When you get married, have a child or buy a home, you usually re-evaluate your insurance. However, in business, events like winning a bid, hiring new employees, or signing a contract can trigger an insurance review.
When a company grows, it changes, and it's a challenge to ensure that an insurance program changes with it. Few businesses need or have the money to buy insurance for everything. Nevertheless, a few situations may warrant a re-evaluation:
* Hiring extra help. A business can be held liable for outside contractors. When you need to hire extra help, even temporarily, it's important to investigate how hired hands and their actions will be covered by your insurance.
Adding specialized endorsements to an existing insurance program can fill in coverage gaps. For example, a contingent transportation liability endorsement would provide a waste firm protection if they hired transporters.
* Increase your staff. If you increase staff, undoubtedly the potential for employee-related problems will increase. Certainly check of your workers' compensation insurance, but another area - employment practices liability (EPL) - is receiving increased attention. Today, discrimination issues, wrongful termination, sexual or racial harassment, and violations of the Family and Medical Leave Act or the Americans with Disabilities Act all can lead to costly lawsuits.
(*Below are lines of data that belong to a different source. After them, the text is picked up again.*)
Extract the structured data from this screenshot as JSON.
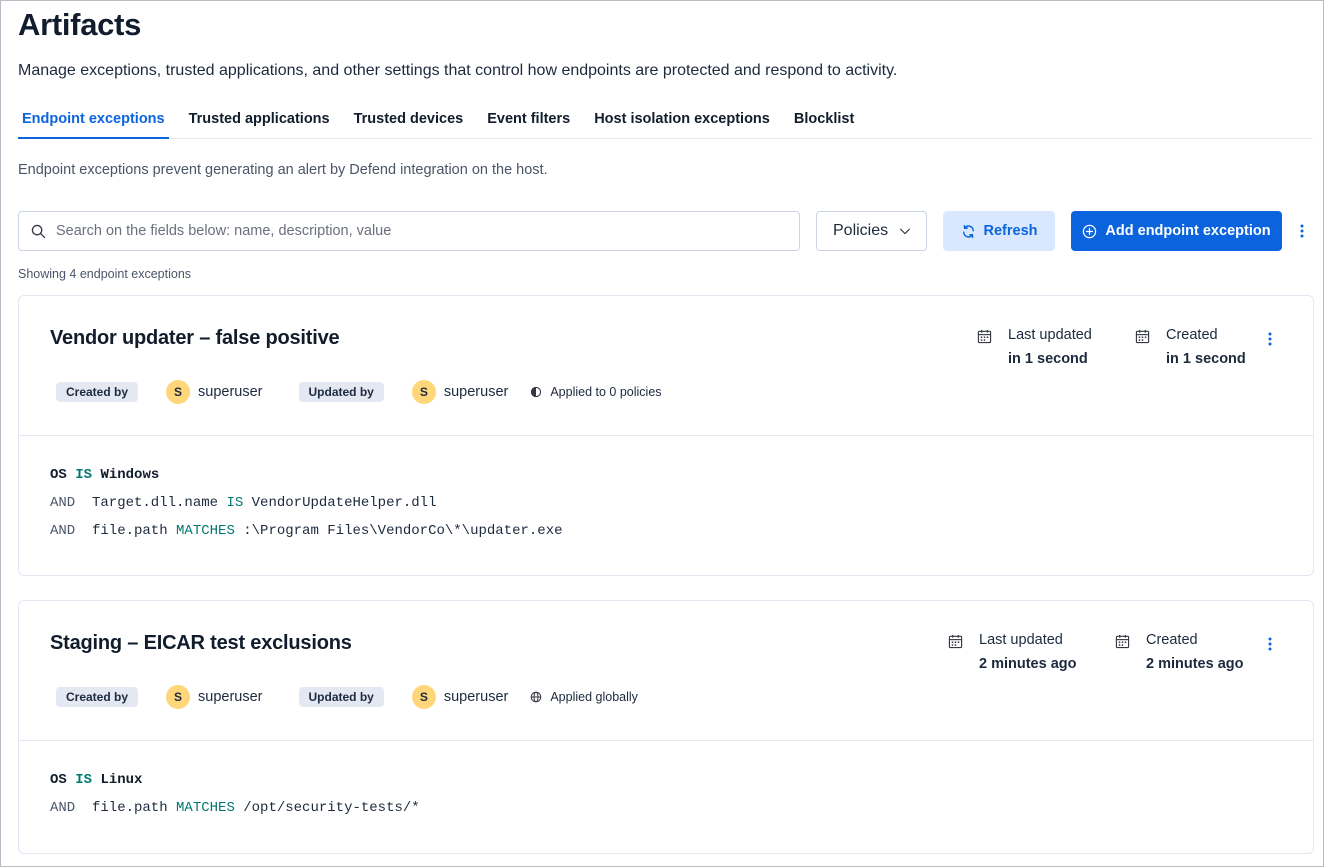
{
  "page": {
    "title": "Artifacts",
    "subtitle": "Manage exceptions, trusted applications, and other settings that control how endpoints are protected and respond to activity."
  },
  "tabs": [
    {
      "label": "Endpoint exceptions",
      "active": true
    },
    {
      "label": "Trusted applications",
      "active": false
    },
    {
      "label": "Trusted devices",
      "active": false
    },
    {
      "label": "Event filters",
      "active": false
    },
    {
      "label": "Host isolation exceptions",
      "active": false
    },
    {
      "label": "Blocklist",
      "active": false
    }
  ],
  "intro": "Endpoint exceptions prevent generating an alert by Defend integration on the host.",
  "toolbar": {
    "search_placeholder": "Search on the fields below: name, description, value",
    "policies_label": "Policies",
    "refresh_label": "Refresh",
    "add_label": "Add endpoint exception"
  },
  "showing": "Showing 4 endpoint exceptions",
  "cards": [
    {
      "title": "Vendor updater – false positive",
      "last_updated_label": "Last updated",
      "last_updated_value": "in 1 second",
      "created_label": "Created",
      "created_value": "in 1 second",
      "created_by_label": "Created by",
      "created_by_initial": "S",
      "created_by_user": "superuser",
      "updated_by_label": "Updated by",
      "updated_by_initial": "S",
      "updated_by_user": "superuser",
      "applied": "Applied to 0 policies",
      "os_label": "OS",
      "os_op": "IS",
      "os_value": "Windows",
      "conditions": [
        {
          "and": "AND",
          "field": "Target.dll.name",
          "op": "IS",
          "value": "VendorUpdateHelper.dll"
        },
        {
          "and": "AND",
          "field": "file.path",
          "op": "MATCHES",
          "value": ":\\Program Files\\VendorCo\\*\\updater.exe"
        }
      ]
    },
    {
      "title": "Staging – EICAR test exclusions",
      "last_updated_label": "Last updated",
      "last_updated_value": "2 minutes ago",
      "created_label": "Created",
      "created_value": "2 minutes ago",
      "created_by_label": "Created by",
      "created_by_initial": "S",
      "created_by_user": "superuser",
      "updated_by_label": "Updated by",
      "updated_by_initial": "S",
      "updated_by_user": "superuser",
      "applied": "Applied globally",
      "os_label": "OS",
      "os_op": "IS",
      "os_value": "Linux",
      "conditions": [
        {
          "and": "AND",
          "field": "file.path",
          "op": "MATCHES",
          "value": "/opt/security-tests/*"
        }
      ]
    }
  ],
  "colors": {
    "primary": "#0b64dd",
    "primary_light": "#d9e8ff",
    "operator_green": "#007871",
    "avatar": "#ffd77a"
  }
}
Specific insurance coverage is available in separate EPL policies, which vary greatly in scope, terms and deductibles.
* Expansion. To cover increased replacement costs when a home's value grows, you increase your homeowner's insurance. The same is true for expanding companies. As your business grows, ask yourself, "does my insurance plan offer enough protection?" Larger companies are involved in larger contracts and business commitments, and they usually offer services to a broader geographic area. A business must assure that liability limits are high enough to provide sufficient financial protection to keep the business "in business," should a claim, accident or lawsuit occur.
For many businesses, growth opportunities are global. As businesses expand overseas, it's essential to determine if the company's insurance program will extend abroad. Global expansion creates new challenges, such as managing expensive and difficult claims brought against U.S. companies. For instance, contractual language such as "Standard of Care" or providing services at a specific skill level may be defined differently.
For example, in some countries you may be liable once an error is identified instead of when economic damages are incurred by a third party. Then, Statutes of Limitation - the time in which a third party can bring a lawsuit or be barred from doing so - vary from a few months to several decades, depending on the country. In addition, foreign countries may require special general liability and workers' compensation protection for employees.
* Property sale or purchase. In insurance, commercial real estate can be an asset or liability. Some companies are using insurance in marketing, purchasing coverage to assuage potential buyers' fears about environmental liability. So, it may be wise to adjust insurance coverage by re-investing property premiums into another line of insurance.
If selling a property provides revenue, making the initial investment in premium costs may be worthwhile. When purchasing property, assuring adequate limits to cover the property is of prime importance. Other insurance coverage that protects a business' property investment include residual value loss, fire and flood.
Assuring proper insurance coverage can be tricky. However, keep in mind how much your company is worth, and to what extent the company needs to be protected while continuing to grow. Too many businesses don't realize the coverage gaps in their insurance policies as operations change. But these gaps can cost significant time and money when fighting about the lacking coverage in court.